As far as data storage is concerned, all personal data should be stored exclusively in the device of each user in an encrypted manner so as to protect the user from potential malicious intrusions and hacking.

The voluntary character of such Apps is a prerequisite for their legitimacy. Individuals should be allowed to choose freely whether they will use the Application or not and they should have full control over their personal data. This control extends even in cases of coronavirus infection since the infected user should choose freely whether to share their location and other data or not.

How does COVTRACER complies with data protection standards?

In COVTRACER PRIVACY POLICY, the Research Centre of Excellence in Research and Innovation assures -amongst others- the following:

-          The user alone chooses whether to extract location data and whom to supply them to.

-          The App creates a digital archive of the location of each user which lasts for a specific period.

-          All data are exclusively stored on the user’s device unless the user chooses to extract them.

-          The user is able to switch off and switch on the tracking of the App at any point.

-          Industry standards, namely physical, technical and administrative safeguards were employed to protect the user against privacy violations (e.g. hacking).

Outlook

Tracking and tracing applications raise serious concerns, especially in relation to data sharing and privacy protection. Due to these concerns, several privacy policies were adopted and such applications were developed following strict guidelines, in order to ensure that the users’ personal data are protected and that the operation of the applications complies with the GDPR and the ePrivacy Directive.
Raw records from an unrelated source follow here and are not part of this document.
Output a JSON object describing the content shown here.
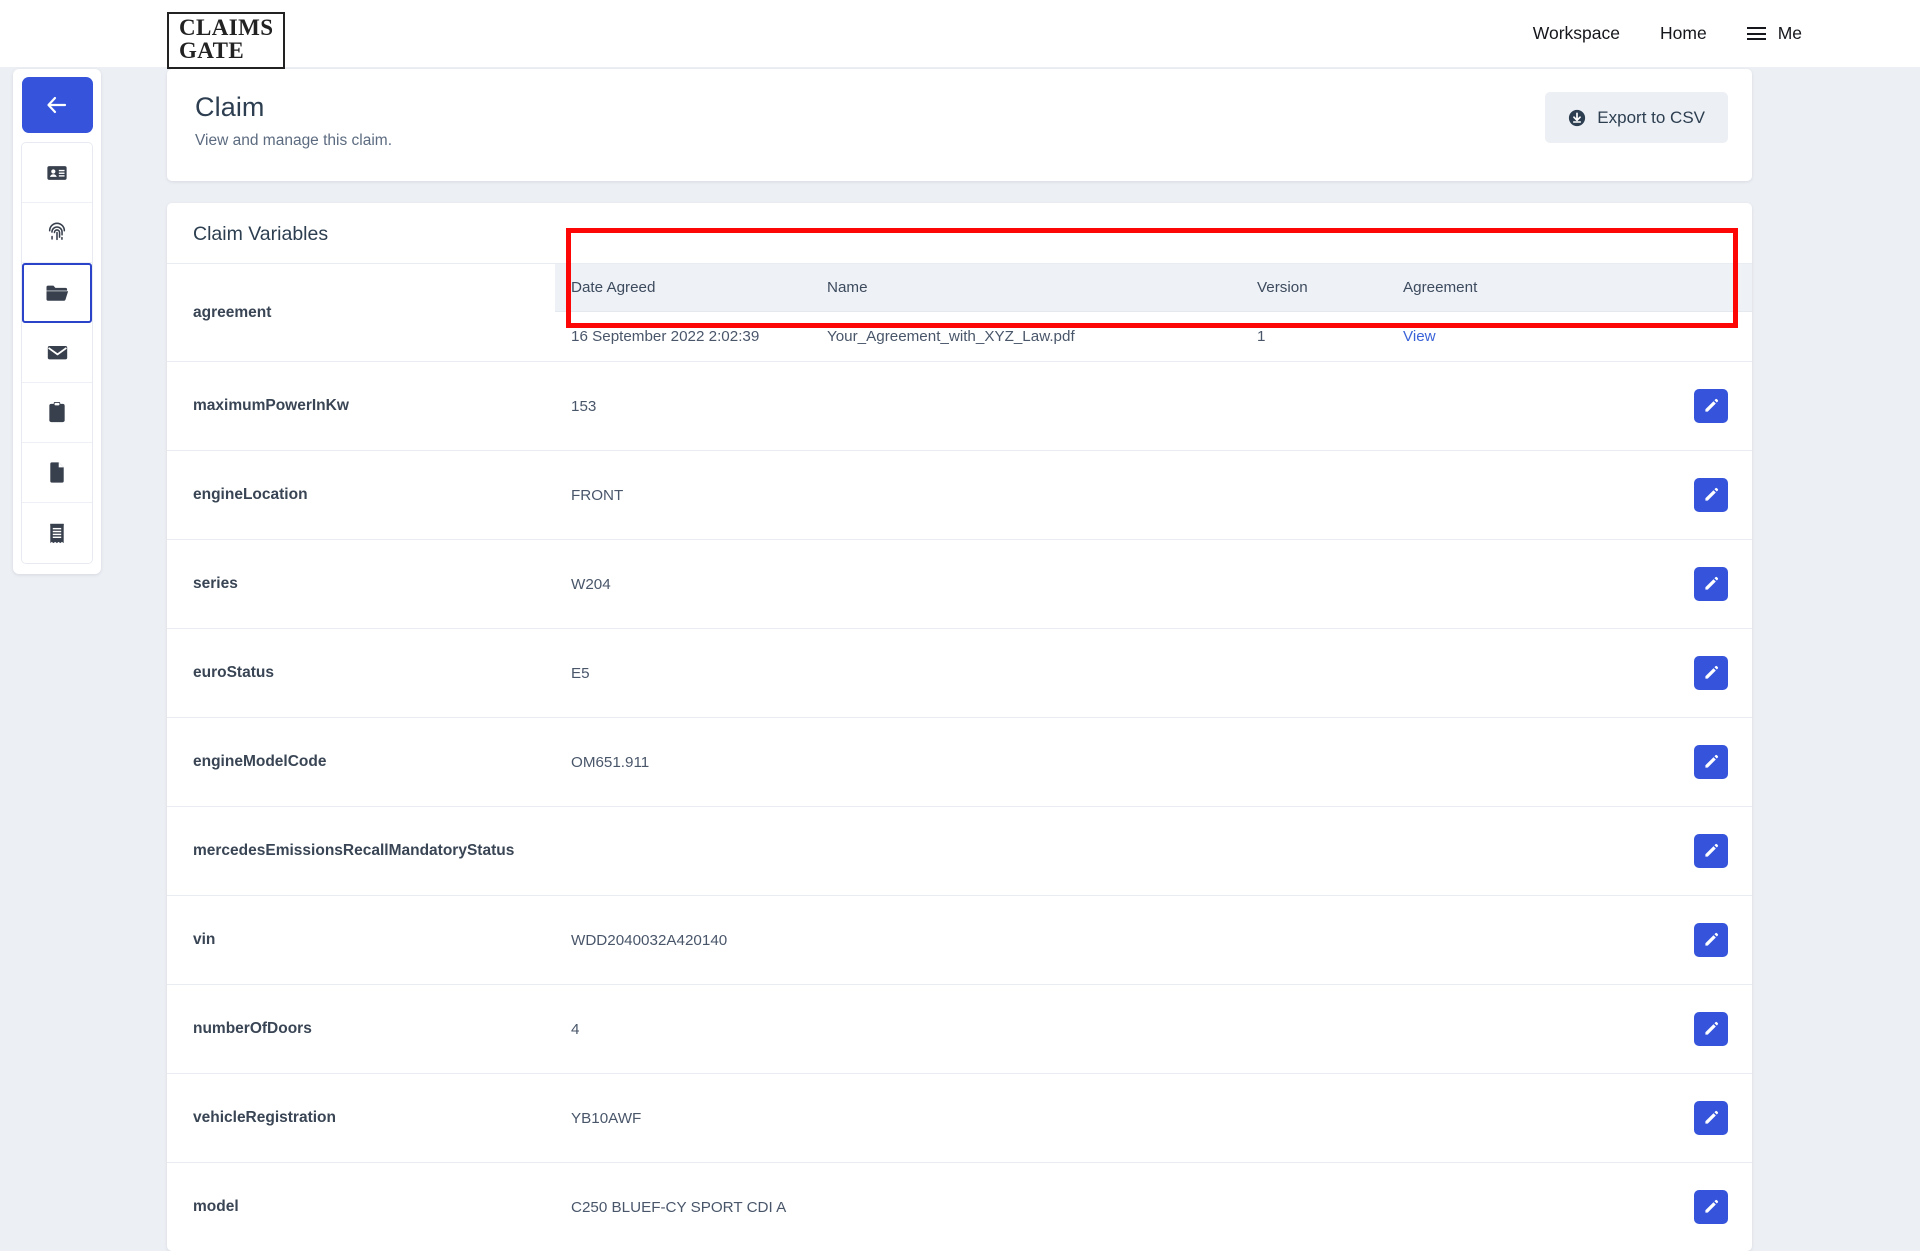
{
  "topbar": {
    "logo_line1": "CLAIMS",
    "logo_line2": "GATE",
    "nav": [
      {
        "label": "Workspace"
      },
      {
        "label": "Home"
      }
    ],
    "menu_label": "Me",
    "menu_icon": "hamburger-icon"
  },
  "sidebar": {
    "back_icon": "arrow-left-icon",
    "items": [
      {
        "icon": "id-card-icon",
        "name": "identity",
        "active": false
      },
      {
        "icon": "fingerprint-icon",
        "name": "biometrics",
        "active": false
      },
      {
        "icon": "folder-icon",
        "name": "files",
        "active": true
      },
      {
        "icon": "envelope-icon",
        "name": "messages",
        "active": false
      },
      {
        "icon": "clipboard-icon",
        "name": "tasks",
        "active": false
      },
      {
        "icon": "file-icon",
        "name": "documents",
        "active": false
      },
      {
        "icon": "receipt-icon",
        "name": "invoices",
        "active": false
      }
    ]
  },
  "header": {
    "title": "Claim",
    "subtitle": "View and manage this claim.",
    "export_label": "Export to CSV",
    "export_icon": "download-circle-icon"
  },
  "variables_section": {
    "title": "Claim Variables",
    "edit_icon": "pencil-icon",
    "agreement_row": {
      "key": "agreement",
      "columns": [
        "Date Agreed",
        "Name",
        "Version",
        "Agreement"
      ],
      "rows": [
        {
          "date_agreed": "16 September 2022 2:02:39",
          "name": "Your_Agreement_with_XYZ_Law.pdf",
          "version": "1",
          "agreement_link": "View"
        }
      ]
    },
    "rows": [
      {
        "key": "maximumPowerInKw",
        "value": "153"
      },
      {
        "key": "engineLocation",
        "value": "FRONT"
      },
      {
        "key": "series",
        "value": "W204"
      },
      {
        "key": "euroStatus",
        "value": "E5"
      },
      {
        "key": "engineModelCode",
        "value": "OM651.911"
      },
      {
        "key": "mercedesEmissionsRecallMandatoryStatus",
        "value": ""
      },
      {
        "key": "vin",
        "value": "WDD2040032A420140"
      },
      {
        "key": "numberOfDoors",
        "value": "4"
      },
      {
        "key": "vehicleRegistration",
        "value": "YB10AWF"
      },
      {
        "key": "model",
        "value": "C250 BLUEF-CY SPORT CDI A"
      }
    ]
  },
  "annotation": {
    "color": "#fc0606",
    "target": "agreement-table"
  }
}
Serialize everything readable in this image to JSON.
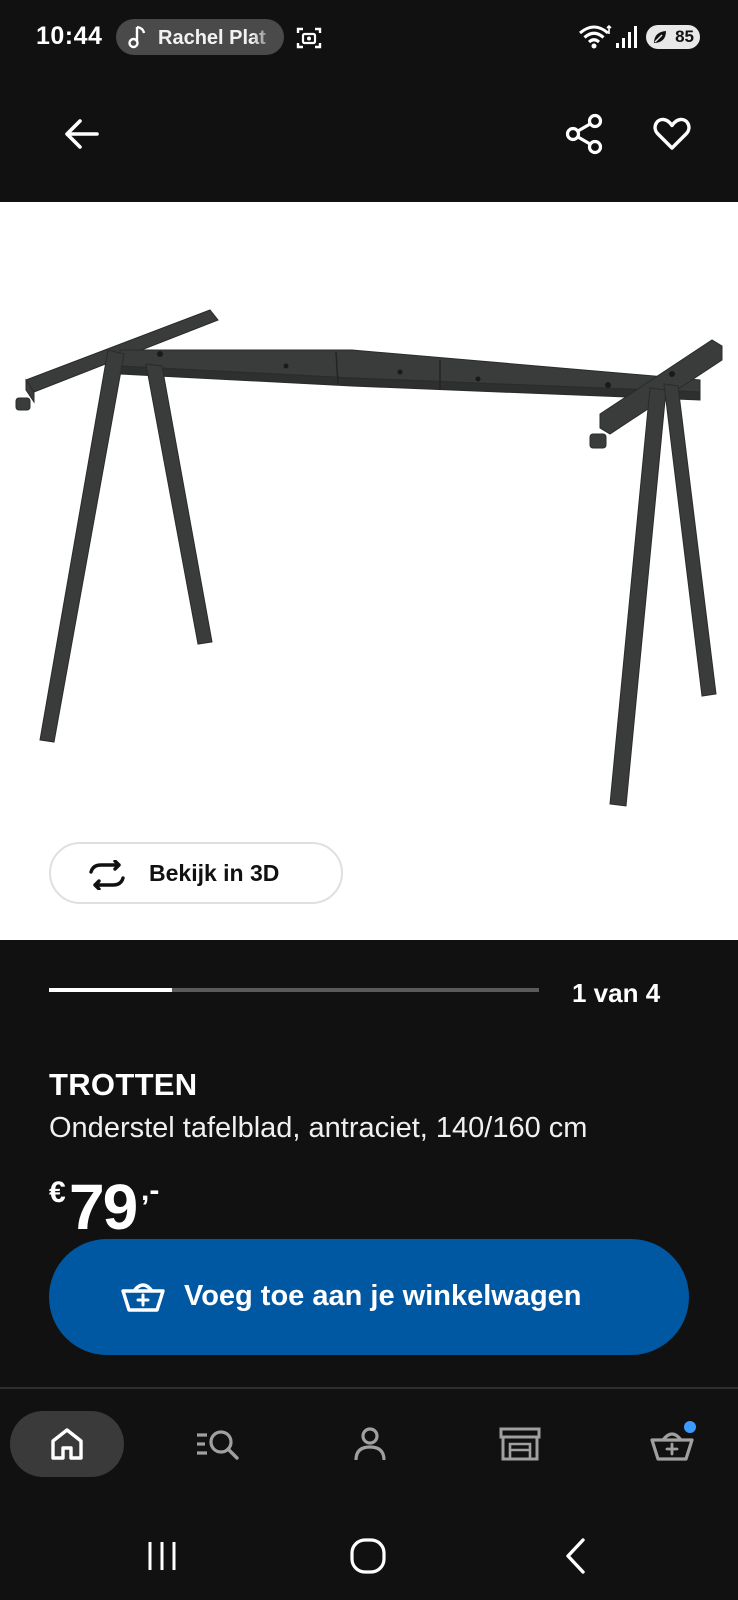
{
  "status_bar": {
    "time": "10:44",
    "now_playing": "Rachel Plat",
    "battery": "85"
  },
  "app_bar": {
    "back_icon": "arrow-left-icon",
    "share_icon": "share-icon",
    "favorite_icon": "heart-icon"
  },
  "gallery": {
    "view_3d_label": "Bekijk in 3D",
    "pager_text": "1 van 4",
    "progress_fraction": 0.25
  },
  "product": {
    "name": "TROTTEN",
    "description": "Onderstel tafelblad, antraciet, 140/160 cm",
    "price_currency": "€",
    "price_amount": "79",
    "price_suffix": ",-"
  },
  "add_to_cart": {
    "label": "Voeg toe aan je winkelwagen"
  },
  "bottom_nav": {
    "items": [
      {
        "icon": "home-icon",
        "active": true
      },
      {
        "icon": "search-list-icon",
        "active": false
      },
      {
        "icon": "person-icon",
        "active": false
      },
      {
        "icon": "store-icon",
        "active": false
      },
      {
        "icon": "cart-icon",
        "active": false,
        "badge_dot": true
      }
    ]
  },
  "colors": {
    "background": "#111111",
    "accent_blue": "#0058a3",
    "badge_dot": "#3b9bff"
  }
}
Even though an evaluation of these Applications is premature at this point, we are optimistic that, if the presented guidelines and policies are strictly followed, the privacy of users will remain almost intact.

Currently, the greatest challenge is to make individuals trust that such Applications are safe to use and to ensure the potential users that their personal data will be handled in accordance with privacy protection laws.

Finally, Governments and developers of tracking and tracing applications shall remember that, despite the fact that limiting certain fundamental rights and freedoms is permitted in instances where public health is in danger, such limitation still has to comply with the established laws on data protection and privacy. After all, the goal is to eradicate a crisis, not to enable a new one.